Old Noble Blue
By Willjxn
My thoughts of past and future, presently ally,
As I find I’m dreaming, of memories gone bye.

Old pickup truck comes rattling up, to carry me away,
To times of fading yester-yore, where family work and play.


My mom and dad first greet me, with children not a few,
In Chevy truck, our family's haul, our friend, Old Noble Blue.


Many times on mountain trips, across The Great Divide,
Up and down the rocky roads, Old Blue, would give us ride,


Up sandstone desert roadways, all curved and tightly bent,
To Anasazi mesa lands, he’d make the steep ascent.


With camper shell strapped tightly, to his wood striped bed,
Through wooded streams and rivers, Old Blue would gladly head.


In Spring, a moldy load he’d take, of cow dung mixed with hay,
From the barn, with putrid smell, to mend the garden clay.


To summer’s flooded fields of grass, a rattling, he would go,
Or many a load of heavy bales, Old Blue would ably stow.


The cows in tow, they’d follow, Old Noble Blue along,
With hay for bait, to pastures green, and where the grass grows strong.

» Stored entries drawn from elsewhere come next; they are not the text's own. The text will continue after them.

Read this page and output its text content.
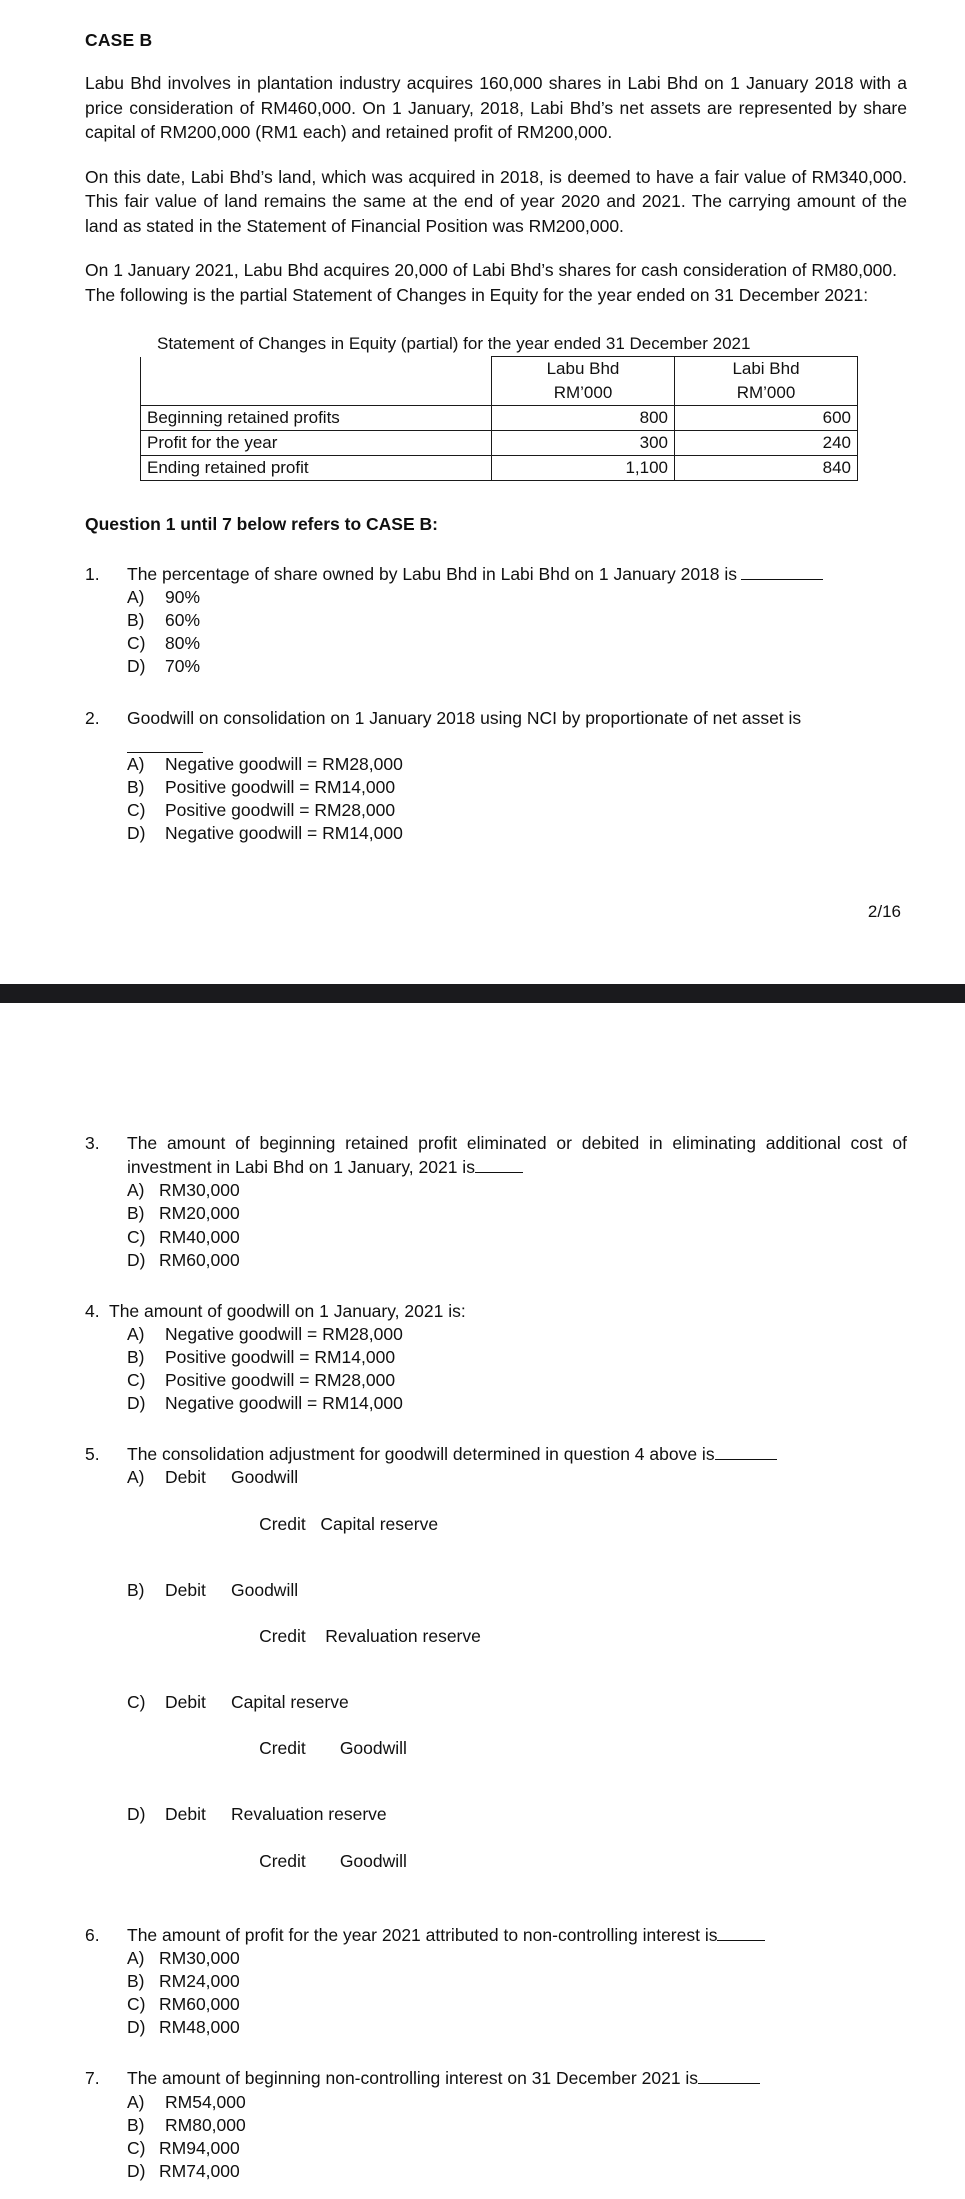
CASE B

Labu Bhd involves in plantation industry acquires 160,000 shares in Labi Bhd on 1 January 2018 with a price consideration of RM460,000. On 1 January, 2018, Labi Bhd’s net assets are represented by share capital of RM200,000 (RM1 each) and retained profit of RM200,000.

On this date, Labi Bhd’s land, which was acquired in 2018, is deemed to have a fair value of RM340,000. This fair value of land remains the same at the end of year 2020 and 2021. The carrying amount of the land as stated in the Statement of Financial Position was RM200,000.

On 1 January 2021, Labu Bhd acquires 20,000 of Labi Bhd’s shares for cash consideration of RM80,000. The following is the partial Statement of Changes in Equity for the year ended on 31 December 2021:

Statement of Changes in Equity (partial) for the year ended 31 December 2021
	Labu Bhd	Labi Bhd
	RM’000	RM’000
Beginning retained profits	800	600
Profit for the year	300	240
Ending retained profit	1,100	840

Question 1 until 7 below refers to CASE B:

1.	The percentage of share owned by Labu Bhd in Labi Bhd on 1 January 2018 is

A)	90%
B)	60%
C)	80%
D)	70%
2.	Goodwill on consolidation on 1 January 2018 using NCI by proportionate of net asset is

A)	Negative goodwill = RM28,000
B)	Positive goodwill = RM14,000
C)	Positive goodwill = RM28,000
D)	Negative goodwill = RM14,000
2/16
3.	The amount of beginning retained profit eliminated or debited in eliminating additional cost of investment in Labi Bhd on 1 January, 2021 is

A) RM30,000
B) RM20,000
C) RM40,000
D) RM60,000
4. The amount of goodwill on 1 January, 2021 is:

A)	Negative goodwill = RM28,000
B)	Positive goodwill = RM14,000
C)	Positive goodwill = RM28,000
D)	Negative goodwill = RM14,000
5.	The consolidation adjustment for goodwill determined in question 4 above is

A)	Debit	Goodwill

Credit Capital reserve

B)	Debit	Goodwill

Credit Revaluation reserve

C)	Debit	Capital reserve

Credit Goodwill

D)	Debit	Revaluation reserve

Credit Goodwill

6.	The amount of profit for the year 2021 attributed to non-controlling interest is

A) RM30,000
B) RM24,000
C) RM60,000
D) RM48,000
7.	The amount of beginning non-controlling interest on 31 December 2021 is

A)	RM54,000
B)	RM80,000
C) RM94,000
D) RM74,000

There too, Old Blue would hold the fence, to mend it’s cow worn holes,
Stretching taut, a barbed wire knot, wrapped round the cedar poles.

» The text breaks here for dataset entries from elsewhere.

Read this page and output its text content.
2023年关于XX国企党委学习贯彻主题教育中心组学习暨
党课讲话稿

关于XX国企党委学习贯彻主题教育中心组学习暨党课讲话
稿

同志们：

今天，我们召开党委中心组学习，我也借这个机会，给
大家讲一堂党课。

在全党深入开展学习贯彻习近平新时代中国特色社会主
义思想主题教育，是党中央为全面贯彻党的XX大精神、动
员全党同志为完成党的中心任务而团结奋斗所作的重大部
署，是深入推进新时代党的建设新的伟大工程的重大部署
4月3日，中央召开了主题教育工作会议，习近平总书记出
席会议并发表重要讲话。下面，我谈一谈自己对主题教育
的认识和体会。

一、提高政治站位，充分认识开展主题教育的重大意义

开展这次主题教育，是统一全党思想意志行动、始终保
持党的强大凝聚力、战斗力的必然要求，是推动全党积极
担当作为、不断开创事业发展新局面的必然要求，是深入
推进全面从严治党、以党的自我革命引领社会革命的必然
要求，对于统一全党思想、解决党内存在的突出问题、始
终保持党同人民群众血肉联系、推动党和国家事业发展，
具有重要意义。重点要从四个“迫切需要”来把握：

In summer nights, in back of him, we’d take a splendid ride,
And laying there we’d watch the stars and see the moon unhide.


In fall, Old Blue would take a charge up mountain lanes to haul,
Aspen, pine, and cottonwood, to store for winter’s call.


In wild winter’s storming, Old Blue would kindly take,
Hay, for hungry cows and calves, to calm their bellyache.


In and out of bar-pits, Old Noble Blue would weave,
Teenage driving lessons, where dings, he’d there receive.


His sideboard often shuttled, friends with fangs and paws,
Where stowaways, in motions grip, would learn of Newton's Laws.


Old Noble Blue taught lessons, more prized than jewels or gold.
Like loyalty, and faithfulness, to gracefully grow old.


We learned, from Blue, the value of putting in hard work,
He’s taught us how to live life well, and labor, never shirk.


One day when I was home awhile to visit family,
I had the need to walk our land and look for clarity.


As I turned home, in evening light, I caught a word embossed,
In clay, in hay, in cow dung lay, the CHEVROLET thought lost.


Now hangs upon my garden fence in rusty faded hue,
A battered noble remnant, the tailgate of Old Blue.


No matter where we live our lives or where our paths will wend,
Or through God’s garden gates we go, so may our paths all end.


Old Noble Blue has tales to share and carry us along,
Though to our view he’s gone from us, his tailgate rattles on.


A trusting voice comes echoing, mid rattling tailgate bounce,
“Wake up, wake up, we’re nearing home!” I hear my dad announce.